Perry: "Man macht sie leichter einsetzbar, auch wenn es keinerlei glaubwürdiges Konzept gibt, die Eskalation zu beherrschen." Was für den amerikanischen militärisch-industriellen Komplex gilt, gilt mit Abstufungen auch für Russland und die Volksrepublik China.
Es regiert ein zweifaches Paradox, das die Welt bedroht und das die bewährte Nato-Formel von 1967 im Harmel-Bericht, Abschreckung und Entspannung, noch einmal zum obersten Ziel machen muss. Über vier Jahrzehnte des nuklearen Patts – Friede unmöglich, Krieg unwahrscheinlich – wirkten die Waffen des Weltuntergangs, einigermaßen im groben Gleichgewicht tariert, praktisch und theoretisch als Verbot des großen Krieges und zügelten auch mitunter Stellvertreterkriege.
Lange vor dem letzten nuklearen Duell erzwang die Lage schon unbedingte Vermeidung jeder direkten Konfrontation. Es gab zwischen den atomaren Supermächten so etwas wie ein Kartell der Friedensbewahrung und der Konfliktvermeidung. Damit ist es weitgehend vorbei. Vom Finnischen Meerbusen bis zum Schwarzen Meer inszenieren Amerikaner und Russen Konfrontationen am Rande des Ernstfalls, die im Kalten Krieg alle Warnsignale hätten glühen lassen – jetzt aber nicht mehr, und das wird lebensgefährlich.
Unerbittliche Lektionen
Die Philosophie, gemeinsam zu überleben oder gemeinsam unterzugehen, hat an Geltung und Wirkungsmacht verloren. Die unerbittlichen Lektionen aus den Weltkrisen um Berlin und Kuba vor einem halben Jahrhundert – Gleichgewicht, Gesichtswahrung und vertrauensbildende Rituale – sind einer neuen Generation militärischer und politischer Führung weitgehend verloren. Es ist in der Tat erschreckend, zu hören und zu lesen, wie Militärs und Spitzenpolitiker die Waffen des Weltuntergangs herunterreden, als gehe es um Artillerie besonderer Art.

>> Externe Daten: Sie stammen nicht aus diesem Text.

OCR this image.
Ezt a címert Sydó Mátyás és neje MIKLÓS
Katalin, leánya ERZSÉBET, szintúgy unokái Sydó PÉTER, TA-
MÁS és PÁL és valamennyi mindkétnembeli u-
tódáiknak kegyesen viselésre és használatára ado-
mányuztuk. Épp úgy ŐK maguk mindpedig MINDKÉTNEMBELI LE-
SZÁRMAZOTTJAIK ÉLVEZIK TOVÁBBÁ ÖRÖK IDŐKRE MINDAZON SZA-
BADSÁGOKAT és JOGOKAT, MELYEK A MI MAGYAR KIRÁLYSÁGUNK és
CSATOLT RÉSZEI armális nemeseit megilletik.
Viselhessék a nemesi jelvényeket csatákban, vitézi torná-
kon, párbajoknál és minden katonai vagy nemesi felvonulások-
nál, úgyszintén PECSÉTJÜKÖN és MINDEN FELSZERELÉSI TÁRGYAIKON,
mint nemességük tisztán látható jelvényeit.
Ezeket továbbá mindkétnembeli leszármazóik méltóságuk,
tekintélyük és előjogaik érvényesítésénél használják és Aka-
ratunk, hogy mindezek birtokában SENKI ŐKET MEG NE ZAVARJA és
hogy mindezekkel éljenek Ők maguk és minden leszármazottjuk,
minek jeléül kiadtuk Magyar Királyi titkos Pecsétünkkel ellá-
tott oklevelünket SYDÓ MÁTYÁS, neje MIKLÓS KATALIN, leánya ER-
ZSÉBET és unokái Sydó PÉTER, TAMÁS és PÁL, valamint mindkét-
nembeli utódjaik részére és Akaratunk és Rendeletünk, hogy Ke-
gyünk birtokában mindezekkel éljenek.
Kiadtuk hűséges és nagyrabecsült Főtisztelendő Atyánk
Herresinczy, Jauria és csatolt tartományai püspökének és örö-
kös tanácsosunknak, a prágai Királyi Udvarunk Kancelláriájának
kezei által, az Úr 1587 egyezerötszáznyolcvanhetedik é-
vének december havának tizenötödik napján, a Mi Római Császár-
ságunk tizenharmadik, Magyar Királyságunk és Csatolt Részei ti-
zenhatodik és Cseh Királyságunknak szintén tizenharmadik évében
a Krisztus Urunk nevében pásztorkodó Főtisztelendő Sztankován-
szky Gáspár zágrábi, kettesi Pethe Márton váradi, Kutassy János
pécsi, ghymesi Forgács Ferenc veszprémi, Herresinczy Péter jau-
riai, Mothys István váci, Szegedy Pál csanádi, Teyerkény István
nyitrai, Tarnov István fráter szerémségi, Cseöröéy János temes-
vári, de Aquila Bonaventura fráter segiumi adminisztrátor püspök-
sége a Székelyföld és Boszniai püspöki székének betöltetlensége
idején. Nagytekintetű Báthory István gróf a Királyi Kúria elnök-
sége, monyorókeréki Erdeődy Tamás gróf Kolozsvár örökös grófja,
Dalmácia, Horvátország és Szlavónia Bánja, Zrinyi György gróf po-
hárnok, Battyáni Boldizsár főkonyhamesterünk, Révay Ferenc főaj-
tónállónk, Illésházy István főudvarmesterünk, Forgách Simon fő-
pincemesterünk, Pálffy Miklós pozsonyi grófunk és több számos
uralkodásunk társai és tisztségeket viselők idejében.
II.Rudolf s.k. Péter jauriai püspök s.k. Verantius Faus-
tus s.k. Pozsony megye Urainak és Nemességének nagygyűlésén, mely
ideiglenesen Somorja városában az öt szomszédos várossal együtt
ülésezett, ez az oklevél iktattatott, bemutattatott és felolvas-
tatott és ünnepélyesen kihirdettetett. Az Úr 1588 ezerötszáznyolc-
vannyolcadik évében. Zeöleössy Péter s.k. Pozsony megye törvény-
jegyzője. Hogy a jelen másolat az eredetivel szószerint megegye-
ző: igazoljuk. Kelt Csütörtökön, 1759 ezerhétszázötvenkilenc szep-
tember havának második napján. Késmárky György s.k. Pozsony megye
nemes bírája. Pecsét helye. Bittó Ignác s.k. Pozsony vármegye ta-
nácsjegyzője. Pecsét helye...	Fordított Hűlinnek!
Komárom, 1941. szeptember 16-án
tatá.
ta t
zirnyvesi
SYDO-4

Der heutige Spannungszustand zwischen Russland und dem Westen, wo die Gefahren weit größer sind, als alle akuten Streitfragen es wert sind, von der Halbinsel Krim und der Ostukraine bis zu den westlichen Sanktionen und den russischen Gegensanktionen, enthält vielerlei Möglichkeiten zu Missverständnissen und taktischen Manövern, die furchtbar eskalieren können, bis niemand mehr die Kontrolle hat.
Gegenwärtig erschrecken die rasiermesserscharfen Überflüge russischer Bomber über amerikanischen Zerstörern in internationalen Gewässern der Ostsee, bei dem die Zuschauer den Atem anhalten. Es fehlt allenthalben der Mut zu Aufräumungsarbeiten. Die amerikanische Raketenabwehr in Rumänien, die die Russen alarmiert, ist mit den Zusicherungen der Nato-Osterweiterung von 1997 schwerlich in Einklang zu bringen.
Dazu aber kommen neue nukleare und hightech-konventionelle Technologien. Sie bringen die Versuchung zurück, Auswege aus dem doppelten Patt der Rüstung und der Politik in Gefechtsköpfen begrenzten Formats zu suchen. So geschieht es gegenwärtig in den Generalstäben, ohne dass die Politik dem Irrwitz Einhalt gebietet und alles daransetzt, zu dem friedensbewahrenden Modus der nuklearen und konventionellen Rüstungskontrolle und des bis ins militärische Detail regulierten Gleichgewichts der 80er-Jahre zurückzukehren.
Feindliches Schweigen
Es herrschen feindliches Schweigen und die Angst, dem potenziellen Gegner sei alles, auch das Schlimmste, zuzutrauen. Die wechselnden Szenarien des Hybridkriegs vermeiden zwar – das ist ihr politischer Sinn –, der Schwelle zum Nuklearen nahe zu kommen. Aber wenn Nuklearkrieg in den modernen Kriegsszenarien wieder praktikabel wird und Eingang findet in die wechselseitig einander hochschaukelnden Militärdoktrinen, wird es gefährlich – gefährlicher in der Tat als in Theorie und Praxis des Kalten Krieges.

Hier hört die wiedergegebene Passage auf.